Hacker News new | ask | show | jobs
by Imnimo 751 days ago
"Automated alignment research" suggests he's still interested in following the superalignment blueprint from OpenAI. So what do you do while you're waiting for the AI that's capable of doing alignment research for you to arrive? If you believe this is a viable path, what's the point of putzing around doing your own research when you'll allegedly have an army of AI researchers at your command in the near future?
4 comments

Well, I presume you have to figure out how to evaluate their output, especially for trustworthiness. And that's something you have to do the core of yourself, no matter how many AI researchers you'll have.
The premise of the plan is that evaluating output is easier than producing it, such that a human researcher could look at the AI researcher's output and tell if it's correct and trustworthy. If this is true, what else is there to figure out?
> what do you do while you're waiting for the AI that's capable of doing alignment research for you to arrive

Nobody interested in superalignment is interested in waiting until actually threatening AI gets here.
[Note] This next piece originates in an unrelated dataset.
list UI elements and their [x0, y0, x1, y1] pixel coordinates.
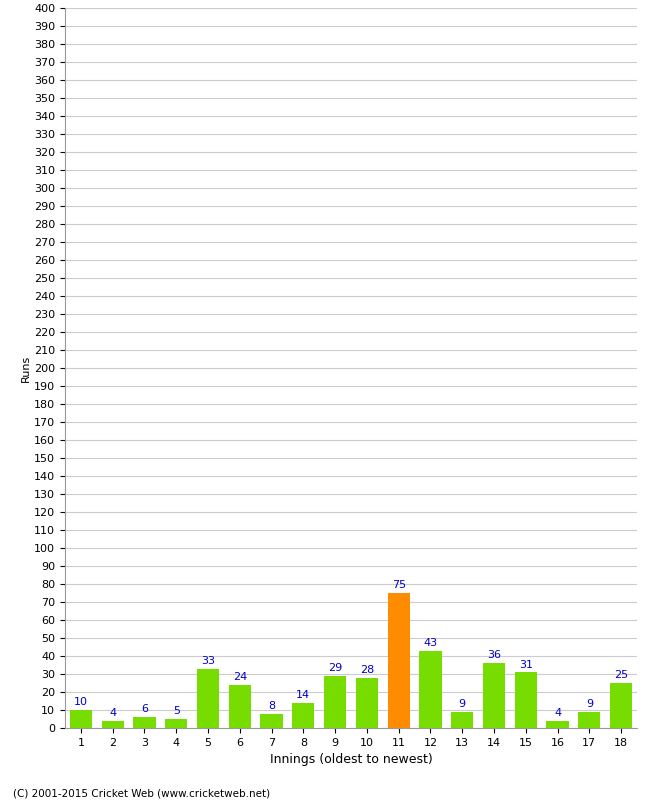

But that's the fundamental superalignment plan - train a human-level alignment researcher AI, run a bunch of them in parallel, and review their research output to see if they solve the alignment problem. You can't do the plan until the human-level alignment researcher AI already exists.
A large part of the idea is that you can develop techniques for aligning sub-human AI using even stupider AI and hope/pray that continues to generalize once you get to super-human AI being aligned by human-level AI.
Current systems are already (in a limited way) helping with alignment, anthropic is using its AI to label the sparse features of their sparse auto encoder approach. I think the original idea of labeling neurons by AI came from william saunders, who also left openai recently.
I think his tweet can be read as "research in (1) scalable oversight, (2) weak-to-strong generalization, and (3) automated alignment".